Тревор поворочался в глубоком кресле, обитом коричневой кожей, пытаясь найти более удобное положение. Ему вовсе не хотелось поощрять склонность отца к драматизации. Он молча ждал, не собираясь вытягивать новости по крупицам.
— Бедняга Эдвард, — снова заговорил Джон, теребя пальцами кисет. — Жаль, жаль… Едва «Ривервинд» достигла своего расцвета, а ей уже грозит упадок.
Любопытство все же вынудило Тревора задать вопрос:
— У Стэнтона долги?
— К несчастью. Впрочем, я вовсе не намерен обсуждать денежные дела своего друга… К тому же Эдвард написал мне конфиденциально. — Джон поглядел поверх головы сына на висевший на стене документ в рамочке. — Он не хотел, чтобы я когда-нибудь упоминал…
— Вовсе не обязательно продолжать. И так нетрудно догадаться. Как и большинство плантаторов, Стэнтон взял взаймы до следующего урожая, а в качестве залога предоставил свое имущество, инвентарь, машины и даже рабов.
Джон взял графин с бренди и налил в два бокала.
— Пока еще Эдвард платежеспособен, — сказал он — Но будущее выглядит довольно мрачно. Плантация полностью зависит от здоровья своего хозяина, все держится только на нем. А у него нет сыновей — бедняга так и не женился.
Приняв от отца бокал, Тревор повертел его в руках.
— Кажется, он болен?
— Да. Во время войны с семинолами Эдварда ранили в голову. Мы думали, что со временем все пройдет, но его до сих пор мучают головные боли. Кроме того, надвигается слепота. Просто чертовщина какая-то.
— Полагаю, ты неспроста говоришь мне все это. Правда, я пока не понимаю, как ему помочь. Хотя, зная тебя, догадываюсь, что ты уже кое-что придумал.
При этих словах Тревор сморщился. Положив левую ногу на оттоманку, он принялся свободной рукой растирать схваченные судорогой мускулы, изуродованные ударом вражеской сабли. Он пытался не замечать усиливающейся боли, сосредоточив все внимание на отце. Готовность старика вникать в чужие проблемы не переставала удивлять его. Странно, как этот весьма щедрый и на сочувствие, и на денежную помощь человек ухитрялся оставаться не только трезвомыслящим, но и платежеспособным.

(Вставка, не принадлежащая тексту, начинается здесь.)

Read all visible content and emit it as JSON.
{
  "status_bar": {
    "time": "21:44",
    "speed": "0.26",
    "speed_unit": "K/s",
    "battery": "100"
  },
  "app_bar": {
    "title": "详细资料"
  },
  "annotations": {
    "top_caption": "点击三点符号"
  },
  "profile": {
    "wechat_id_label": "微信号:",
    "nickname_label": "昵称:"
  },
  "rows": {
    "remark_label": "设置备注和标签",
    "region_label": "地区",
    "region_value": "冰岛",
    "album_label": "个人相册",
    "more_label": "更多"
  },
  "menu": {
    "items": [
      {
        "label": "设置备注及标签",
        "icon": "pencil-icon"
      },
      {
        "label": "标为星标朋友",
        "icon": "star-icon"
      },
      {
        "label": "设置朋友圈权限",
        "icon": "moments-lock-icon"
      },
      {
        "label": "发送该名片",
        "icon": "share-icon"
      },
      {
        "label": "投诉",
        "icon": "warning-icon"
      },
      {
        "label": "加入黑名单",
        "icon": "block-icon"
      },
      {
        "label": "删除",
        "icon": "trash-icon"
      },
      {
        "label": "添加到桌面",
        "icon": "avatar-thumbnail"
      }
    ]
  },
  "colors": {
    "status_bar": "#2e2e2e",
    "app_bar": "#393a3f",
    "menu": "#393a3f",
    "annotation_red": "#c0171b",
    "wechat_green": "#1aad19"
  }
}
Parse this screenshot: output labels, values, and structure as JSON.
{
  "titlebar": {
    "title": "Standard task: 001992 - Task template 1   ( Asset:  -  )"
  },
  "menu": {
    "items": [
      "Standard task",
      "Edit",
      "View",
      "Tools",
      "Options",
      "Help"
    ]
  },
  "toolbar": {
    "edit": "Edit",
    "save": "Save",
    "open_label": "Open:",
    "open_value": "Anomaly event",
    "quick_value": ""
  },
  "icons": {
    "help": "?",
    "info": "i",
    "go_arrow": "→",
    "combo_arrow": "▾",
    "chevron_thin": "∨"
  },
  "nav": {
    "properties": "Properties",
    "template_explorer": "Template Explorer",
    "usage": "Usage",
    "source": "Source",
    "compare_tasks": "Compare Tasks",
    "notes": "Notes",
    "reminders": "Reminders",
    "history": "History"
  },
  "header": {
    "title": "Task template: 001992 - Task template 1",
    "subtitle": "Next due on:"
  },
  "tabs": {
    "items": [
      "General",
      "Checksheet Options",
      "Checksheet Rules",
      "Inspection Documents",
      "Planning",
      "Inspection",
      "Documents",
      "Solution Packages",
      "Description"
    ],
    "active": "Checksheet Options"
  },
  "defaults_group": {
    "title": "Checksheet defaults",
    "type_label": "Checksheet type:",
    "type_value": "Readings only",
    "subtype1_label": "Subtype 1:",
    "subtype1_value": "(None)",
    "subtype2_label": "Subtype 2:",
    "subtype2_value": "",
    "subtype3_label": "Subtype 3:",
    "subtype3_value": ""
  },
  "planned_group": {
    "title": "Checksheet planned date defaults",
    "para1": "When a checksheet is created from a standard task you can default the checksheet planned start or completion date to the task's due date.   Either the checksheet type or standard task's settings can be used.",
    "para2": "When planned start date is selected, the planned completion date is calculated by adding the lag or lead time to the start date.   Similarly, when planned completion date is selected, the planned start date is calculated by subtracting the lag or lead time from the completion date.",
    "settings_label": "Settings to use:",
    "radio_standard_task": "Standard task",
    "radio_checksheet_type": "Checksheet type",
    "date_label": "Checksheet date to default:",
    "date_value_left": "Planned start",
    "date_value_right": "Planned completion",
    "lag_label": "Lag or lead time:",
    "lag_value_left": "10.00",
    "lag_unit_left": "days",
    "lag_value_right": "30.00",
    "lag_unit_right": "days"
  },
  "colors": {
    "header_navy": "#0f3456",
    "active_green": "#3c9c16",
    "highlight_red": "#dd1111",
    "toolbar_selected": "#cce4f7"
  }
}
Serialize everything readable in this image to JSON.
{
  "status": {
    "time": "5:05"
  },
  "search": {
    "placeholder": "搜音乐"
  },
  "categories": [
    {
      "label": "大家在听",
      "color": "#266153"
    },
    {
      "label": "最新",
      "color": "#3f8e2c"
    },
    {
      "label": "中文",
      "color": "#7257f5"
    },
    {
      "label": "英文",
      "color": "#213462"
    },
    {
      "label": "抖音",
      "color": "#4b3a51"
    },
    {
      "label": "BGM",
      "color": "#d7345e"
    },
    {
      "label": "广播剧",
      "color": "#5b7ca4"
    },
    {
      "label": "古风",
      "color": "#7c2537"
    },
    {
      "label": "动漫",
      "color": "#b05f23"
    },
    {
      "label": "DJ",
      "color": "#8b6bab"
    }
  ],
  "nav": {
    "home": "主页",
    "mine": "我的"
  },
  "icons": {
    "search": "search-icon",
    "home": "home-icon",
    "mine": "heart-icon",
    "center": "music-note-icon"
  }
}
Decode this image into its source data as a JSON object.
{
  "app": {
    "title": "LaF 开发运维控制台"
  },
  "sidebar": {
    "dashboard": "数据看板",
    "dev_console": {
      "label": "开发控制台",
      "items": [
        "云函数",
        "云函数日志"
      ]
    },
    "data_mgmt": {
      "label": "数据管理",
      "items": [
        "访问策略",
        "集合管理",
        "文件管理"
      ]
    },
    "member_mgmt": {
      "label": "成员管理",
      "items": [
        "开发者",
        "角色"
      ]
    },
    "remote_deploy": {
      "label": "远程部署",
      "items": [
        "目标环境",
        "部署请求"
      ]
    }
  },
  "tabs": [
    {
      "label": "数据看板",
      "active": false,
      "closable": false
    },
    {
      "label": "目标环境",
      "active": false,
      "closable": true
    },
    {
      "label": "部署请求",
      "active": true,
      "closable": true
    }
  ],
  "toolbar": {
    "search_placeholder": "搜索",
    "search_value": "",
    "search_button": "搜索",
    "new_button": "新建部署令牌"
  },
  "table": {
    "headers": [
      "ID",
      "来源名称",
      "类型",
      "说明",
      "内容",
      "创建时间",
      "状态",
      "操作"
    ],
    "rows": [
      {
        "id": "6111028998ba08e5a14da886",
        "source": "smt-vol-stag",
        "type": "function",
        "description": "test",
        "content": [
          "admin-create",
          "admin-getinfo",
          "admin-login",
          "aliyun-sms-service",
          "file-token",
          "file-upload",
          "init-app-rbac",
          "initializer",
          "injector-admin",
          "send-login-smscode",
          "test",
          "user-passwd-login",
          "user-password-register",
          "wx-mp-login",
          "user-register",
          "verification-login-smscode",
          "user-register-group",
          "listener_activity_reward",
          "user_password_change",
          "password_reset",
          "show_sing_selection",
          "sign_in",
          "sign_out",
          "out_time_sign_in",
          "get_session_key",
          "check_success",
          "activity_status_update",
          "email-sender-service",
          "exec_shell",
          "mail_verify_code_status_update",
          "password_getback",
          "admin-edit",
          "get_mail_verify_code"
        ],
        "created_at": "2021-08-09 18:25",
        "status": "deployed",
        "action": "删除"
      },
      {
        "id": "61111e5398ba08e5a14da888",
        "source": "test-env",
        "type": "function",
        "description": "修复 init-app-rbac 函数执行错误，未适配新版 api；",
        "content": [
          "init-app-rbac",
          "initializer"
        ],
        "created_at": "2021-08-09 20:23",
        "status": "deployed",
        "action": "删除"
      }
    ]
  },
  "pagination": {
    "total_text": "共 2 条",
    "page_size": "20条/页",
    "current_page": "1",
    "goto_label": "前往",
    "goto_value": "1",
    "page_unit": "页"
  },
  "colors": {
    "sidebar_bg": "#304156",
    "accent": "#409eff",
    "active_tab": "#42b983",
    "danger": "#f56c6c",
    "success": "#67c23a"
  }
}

Джон отставил в сторону свой бокал и набил трубку.
— Ты верно догадался. Я кое-что придумал. Неприятное предчувствие насторожило Тревора. Он выпрямился в кресле, глотнув немного бренди и моля Бога о том, чтобы в плане отца не нашлось места сыну.
— У Эдварда здесь, в Ричмонде, есть кузен, который согласился взять на себя управление «Ривервинд». Однако прежде ему необходимо привести в порядок собственные дела, на что потребуется несколько месяцев.
Предвидя неизбежное, Тревор залпом допил бренди. У него полно своих проблем, и ему вовсе не хочется ввязываться в чужие. Нет, он ни за что не поедет во Флориду!
— Вот если бы кто-нибудь смог в течение этого времени присмотреть за хозяйством, — продолжал Джон, — тем самым он спас бы старину Эдварда. Знаешь, зимой во Флориде тепло, не то что тут. Я думаю, теплый климат способствует скорейшему выздоровлению, если человек, например, болен. Или ранен…
Спасибо за заботу! Но вслух Тревор сказал:
— Мне почему-то кажется, папа, что резкая смена климата особенно плохо сказывается на изувеченных конечностях. Если бы было иначе, то я бы давно отправился отсюда куда-нибудь на тропический остров.
Джон шумно и глубоко вздохнул:
— Совсем не вредно дать твоей ноге работу. Возможно, у тебя просто размякли мускулы и им требуется хорошая тренировка?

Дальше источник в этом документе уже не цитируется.